Selah

April 13, 2020 | Amanda Stricker

About this post: We want to stay connected! This blog post is part of a series of daily devotionals for this season. Read them, share them, and pray that they bring God's peace and love to our communities. To sign up to receive text notification of these posts, text zpc to 39970. We welcome your comments and questions each day. 

About the author: Amanda Stricker has been attending ZPC since the tender age of two and loves participating in a variety of ways, including as a worship tech team member and a current active elder. Outside of church, she recently has been wrestling the internet in order to provide e-learning and support to her students who normally attend Eman Schools, a private Islamic K-12 institution. Learning is still happening, just as worship of our glorious God is still happening! 

Today's scripture: Psalm 3

Bereft of our places of worship, forced to shun the community we have built through our employment and social network, feeling lost and as if the world is ending and will never be put right. Truly, we all can empathize with King David in Psalm 3, a psalm he wrote while fleeing the kingdom which he had built and reigned over prosperously for years.

David’s son, Absalom, had led a successful rebellion, and David had to sneak out of his own capital city in the middle of the night like a guilty, scurrying rat. Many of his friends and advisors abandoned him to serve his traitorous triumphant son, and even random people on the road threw stones at him, cursed him, and called him “scoundrel” (2 Samuel chapters 15 and 16). Truly, to all that observed David’s plight, it was clear that God had abandoned him as a consequence of his sin, and he deserved to die alone and in obscurity.

But God never abandons us, no matter our sin, and God doesn’t need us to follow set rituals or worship in grand temples. David had no access to the Tabernacle or the ministry of the priests; he couldn’t offer the required animal sacrifices or incense; he didn’t have the Ark of the Covenant; however, he had the God of the Covenant! He could and did lift his hands to worship God wherever he was and however he could moment by moment. David knew God was always with him, even if he could no longer gather in fellowship at holy locations or partake in comforting communal rituals. The Lord watches us as we lay down to sleep, as we wake each day, and the Lord answers us from his holy mountain and blesses us, no matter where we are or how isolated and abandoned we feel.
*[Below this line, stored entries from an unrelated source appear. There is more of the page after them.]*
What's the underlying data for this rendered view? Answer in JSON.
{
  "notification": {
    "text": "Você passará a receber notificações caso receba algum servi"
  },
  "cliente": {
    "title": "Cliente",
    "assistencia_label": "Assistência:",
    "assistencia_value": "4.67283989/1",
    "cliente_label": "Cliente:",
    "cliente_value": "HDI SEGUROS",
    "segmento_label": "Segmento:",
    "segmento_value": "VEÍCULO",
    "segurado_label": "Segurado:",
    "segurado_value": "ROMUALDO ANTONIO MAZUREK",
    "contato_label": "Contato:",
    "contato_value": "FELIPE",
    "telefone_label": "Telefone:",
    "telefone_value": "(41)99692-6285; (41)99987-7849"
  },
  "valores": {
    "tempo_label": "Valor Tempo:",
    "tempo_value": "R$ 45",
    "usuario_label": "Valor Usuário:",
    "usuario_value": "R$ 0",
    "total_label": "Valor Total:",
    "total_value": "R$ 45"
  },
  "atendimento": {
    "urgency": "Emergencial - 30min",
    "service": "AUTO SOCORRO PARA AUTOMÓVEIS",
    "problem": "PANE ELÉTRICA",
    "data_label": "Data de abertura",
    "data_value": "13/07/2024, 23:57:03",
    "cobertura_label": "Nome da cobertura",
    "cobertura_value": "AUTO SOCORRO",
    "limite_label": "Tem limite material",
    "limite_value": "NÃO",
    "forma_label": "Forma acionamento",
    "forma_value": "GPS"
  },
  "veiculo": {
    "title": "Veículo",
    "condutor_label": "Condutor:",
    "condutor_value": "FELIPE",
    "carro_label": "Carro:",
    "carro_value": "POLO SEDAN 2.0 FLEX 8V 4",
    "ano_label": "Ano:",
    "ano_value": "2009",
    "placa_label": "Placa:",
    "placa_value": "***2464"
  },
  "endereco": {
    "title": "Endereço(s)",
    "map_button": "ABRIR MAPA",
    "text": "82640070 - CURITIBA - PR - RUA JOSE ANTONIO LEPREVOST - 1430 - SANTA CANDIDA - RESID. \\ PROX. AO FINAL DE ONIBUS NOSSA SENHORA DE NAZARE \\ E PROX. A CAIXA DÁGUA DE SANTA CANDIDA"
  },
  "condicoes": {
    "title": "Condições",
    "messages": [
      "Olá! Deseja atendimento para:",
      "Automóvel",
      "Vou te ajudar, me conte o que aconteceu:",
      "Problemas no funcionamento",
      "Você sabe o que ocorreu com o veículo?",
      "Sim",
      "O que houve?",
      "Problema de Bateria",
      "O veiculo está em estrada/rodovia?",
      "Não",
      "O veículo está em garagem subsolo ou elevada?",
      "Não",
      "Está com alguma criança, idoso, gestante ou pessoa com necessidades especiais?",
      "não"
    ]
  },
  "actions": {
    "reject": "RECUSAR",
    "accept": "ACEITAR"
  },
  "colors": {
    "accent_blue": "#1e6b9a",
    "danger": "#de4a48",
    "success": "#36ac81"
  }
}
Selah.

ACTIVITY:

In this passage, the word Selah is repeated as a musical break in the song. It’s biblical Hebrew is often translated to “stop and listen” or “let those with eyes see and those with ears hear,” but in Arabic it means “connection.” Stop and listen to something today that makes you feel connected to God, to ZPC, or to your fellow humans around the world who are all just as scared and as isolated as you. You could stop and listen to a part of a ZPC digital worship service that has been sent out weekly, an audio or visual long distance conversation with a loved one, or one of the songs listed below which came on while I was working from home and made me think, “Oh, this song reminds me about the devotional for Psalm 3 I’ve been meaning to write! I should sit down and do that…”

Even Louder by Steven Malcolm featuring Natalie Grant 

Light by Sajan Nauriyal

Make a Way by I AM THEY

Battle by Miqueas Lopez

Hope by Emily Brimlow

Prayer:

Lord,
You see us in our distress. You hear us in our loneliness. You heed the cries of our heart as anxiety, ambiguity, and animosity attack us from all angles. We know you surround us with a shield of grace and love. Every day, we can hold or heads high and know you walk with us and bolster us. There is nothing that you cannot overcome, and we are your blessed sons and daughters, destined to be wrapped up in your love for all eternity. You have triumphed, you will triumph, and you usher us daily into triumph. May we always stop and listen to the sound of your trumpets that continuously ring out from the victoriously empty tomb. Selah.